Brytyjskie media donoszą, że bilety na pociągi i loty z Wielkiej Brytanii do innych krajów zaczęły być masowo wykupywane w sobotę późnym popołudniem. Chwilę wcześniej Boris Johnson na sobotniej konferencji prasowej ogłosił, że od niedzieli 20 grudnia w Londynie i południowo-wschodniej Anglii będzie obowiązywał lockdown z zakazem przemieszczania się za granicę z wyjątkiem podróży służbowych. Dla wielu osób oznaczało to brak możliwości powrotu do domu na święta - niektórzy w ostatniej chwili przekładali podróże na wcześniejszy termin. Byli wśród nich także Polacy chcący zdążyć z powrotem do kraju.

 Wielka Brytania. Na lotniskach i dworcach pojawiły się tłumy ludzi. Chcieli zdążyć przed lockdownem

"Bilety przewoźnika kolejowego Eurostar zostały w niedzielny poranek w mniej niż godzinę. O 11:50 były dostępne miejsca w trzech pociągach Eurostar wyjeżdżających z Londynu do Paryża, niecałą godzinę później nie było już żadnych wolnych miejsc" - podaje "The Guardian". Linie British Airways i Virgin Atlantic Airways Ltd. poinformowały, że nie oferują zwrotów pieniędzy pasażerom, którzy nie będą mogli zrealizować swoich lotów w związku z narzuconymi przez rząd obostrzeniami.

Na lotniskach i dworcach utworzyły się ogromne kolejki. Brytyjski "Business Insider" opisuje, że w wielu miejscach dochodziło do "scen chaosu", a londyńczycy dosłownie "próbowali za wszelką cenę uciec z miasta przed północą". Tłumy widać m.in. na nagraniach poniżej:

 

Dodatkowe siły policyjne zostały rozmieszczone w Londynie m.in. na stacjach kolejowych - mają pilnować przestrzegania zasad lockdownu i tego, czy z 4. strefy obostrzeń nie chcą się wydostać kolejne osoby. Brytyjski minister zdrowia Matt Hancock powiedział, że nocne sceny chaosu na stacjach kolejowych, to "skrajnie nieodpowiedzialne zachowanie".

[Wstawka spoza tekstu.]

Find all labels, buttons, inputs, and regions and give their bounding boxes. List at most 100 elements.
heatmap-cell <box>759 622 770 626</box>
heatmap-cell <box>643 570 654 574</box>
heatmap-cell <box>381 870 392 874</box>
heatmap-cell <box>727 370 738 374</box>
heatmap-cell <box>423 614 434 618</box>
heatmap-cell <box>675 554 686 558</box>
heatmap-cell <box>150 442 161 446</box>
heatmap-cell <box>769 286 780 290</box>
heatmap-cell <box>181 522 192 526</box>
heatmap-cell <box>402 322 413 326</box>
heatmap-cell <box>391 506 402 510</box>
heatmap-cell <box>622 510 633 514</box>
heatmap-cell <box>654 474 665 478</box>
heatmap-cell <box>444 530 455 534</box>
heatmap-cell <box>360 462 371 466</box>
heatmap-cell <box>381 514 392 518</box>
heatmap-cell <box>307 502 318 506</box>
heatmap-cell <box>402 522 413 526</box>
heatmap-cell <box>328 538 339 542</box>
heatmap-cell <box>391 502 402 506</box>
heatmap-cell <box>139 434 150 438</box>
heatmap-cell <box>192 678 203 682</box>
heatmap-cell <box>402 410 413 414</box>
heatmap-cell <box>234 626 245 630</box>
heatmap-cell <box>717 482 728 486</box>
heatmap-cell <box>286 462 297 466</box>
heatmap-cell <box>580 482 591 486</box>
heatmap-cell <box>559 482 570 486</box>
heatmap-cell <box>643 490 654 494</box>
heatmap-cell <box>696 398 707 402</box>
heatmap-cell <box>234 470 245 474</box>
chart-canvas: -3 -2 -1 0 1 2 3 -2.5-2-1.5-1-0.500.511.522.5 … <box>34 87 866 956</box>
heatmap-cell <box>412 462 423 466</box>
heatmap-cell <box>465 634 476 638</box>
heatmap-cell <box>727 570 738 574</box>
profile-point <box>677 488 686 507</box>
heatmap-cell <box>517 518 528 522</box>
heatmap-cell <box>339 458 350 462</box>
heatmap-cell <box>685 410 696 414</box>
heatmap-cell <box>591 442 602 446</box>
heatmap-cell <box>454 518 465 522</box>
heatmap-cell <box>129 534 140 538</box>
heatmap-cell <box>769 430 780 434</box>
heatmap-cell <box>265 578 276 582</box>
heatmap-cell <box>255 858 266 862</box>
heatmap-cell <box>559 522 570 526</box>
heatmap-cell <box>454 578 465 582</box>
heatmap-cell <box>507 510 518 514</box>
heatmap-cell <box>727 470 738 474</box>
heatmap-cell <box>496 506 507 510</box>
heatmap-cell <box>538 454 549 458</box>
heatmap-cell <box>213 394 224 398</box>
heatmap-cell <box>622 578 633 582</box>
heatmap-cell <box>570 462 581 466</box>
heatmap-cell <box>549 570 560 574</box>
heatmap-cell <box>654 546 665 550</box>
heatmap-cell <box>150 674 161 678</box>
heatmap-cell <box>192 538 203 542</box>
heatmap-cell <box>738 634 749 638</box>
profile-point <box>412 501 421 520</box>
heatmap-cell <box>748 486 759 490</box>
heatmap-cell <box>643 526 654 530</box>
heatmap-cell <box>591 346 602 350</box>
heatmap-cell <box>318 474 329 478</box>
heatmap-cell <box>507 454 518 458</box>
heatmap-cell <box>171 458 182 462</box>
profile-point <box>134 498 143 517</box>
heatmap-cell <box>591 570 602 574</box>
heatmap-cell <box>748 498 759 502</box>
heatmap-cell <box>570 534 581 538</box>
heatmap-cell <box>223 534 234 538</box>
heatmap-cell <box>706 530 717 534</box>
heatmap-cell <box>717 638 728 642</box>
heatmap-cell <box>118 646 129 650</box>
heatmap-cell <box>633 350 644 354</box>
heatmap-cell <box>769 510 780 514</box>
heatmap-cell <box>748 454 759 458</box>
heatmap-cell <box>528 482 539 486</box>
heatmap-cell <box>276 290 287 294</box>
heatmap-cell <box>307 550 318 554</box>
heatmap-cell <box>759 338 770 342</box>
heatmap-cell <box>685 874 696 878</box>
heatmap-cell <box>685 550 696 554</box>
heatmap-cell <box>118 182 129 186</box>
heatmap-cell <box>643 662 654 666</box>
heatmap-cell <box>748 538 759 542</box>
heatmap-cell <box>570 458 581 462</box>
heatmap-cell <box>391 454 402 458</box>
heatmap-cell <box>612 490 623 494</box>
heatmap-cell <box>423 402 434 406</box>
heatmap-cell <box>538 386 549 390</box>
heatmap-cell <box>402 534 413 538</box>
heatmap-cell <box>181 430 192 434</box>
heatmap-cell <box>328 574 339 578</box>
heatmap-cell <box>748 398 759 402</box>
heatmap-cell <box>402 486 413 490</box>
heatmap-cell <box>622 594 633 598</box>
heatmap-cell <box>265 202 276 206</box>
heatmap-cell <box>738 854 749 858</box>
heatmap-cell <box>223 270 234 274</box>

Minister Transportu Grant Shapps zapowiedział z kolei, że na stacjach będzie dyżurować więcej kolejowych patroli porządkowych, by ci, którzy muszą opuścić miasto, np. w celach służbowych, mogli podróżować bezpiecznie.

Jeśli jest ogłoszony czwarty poziom restrykcji sanitarnych, to oznacza to konieczność pozostania w domu. Jeśli chodzi o resztę kraju, należy pozostać na miejscu, tu, gdzie się mieszka

- powiedział Grant Shapps.

Od północy w związku z rozprzestrzenianiem się nowej, bardziej zaraźliwej odmiany koronawirusa, w Londynie i południowo-wschodniej Anglii obowiązuje zakaz opuszczania tego rejonu i przyjeżdżania do niego. Jej mieszkańcy nie mogą nocować poza domem. Można spotkać tylko z jedną osobą i to tylko w przestrzeni publicznej, na zewnątrz, na przykład w parku.

W związku z wykryciem w Wielkiej Brytanii nowej odmiany koronawirusa kolejne kraje zawieszają możliwość przylotów i wylotów na Wyspy.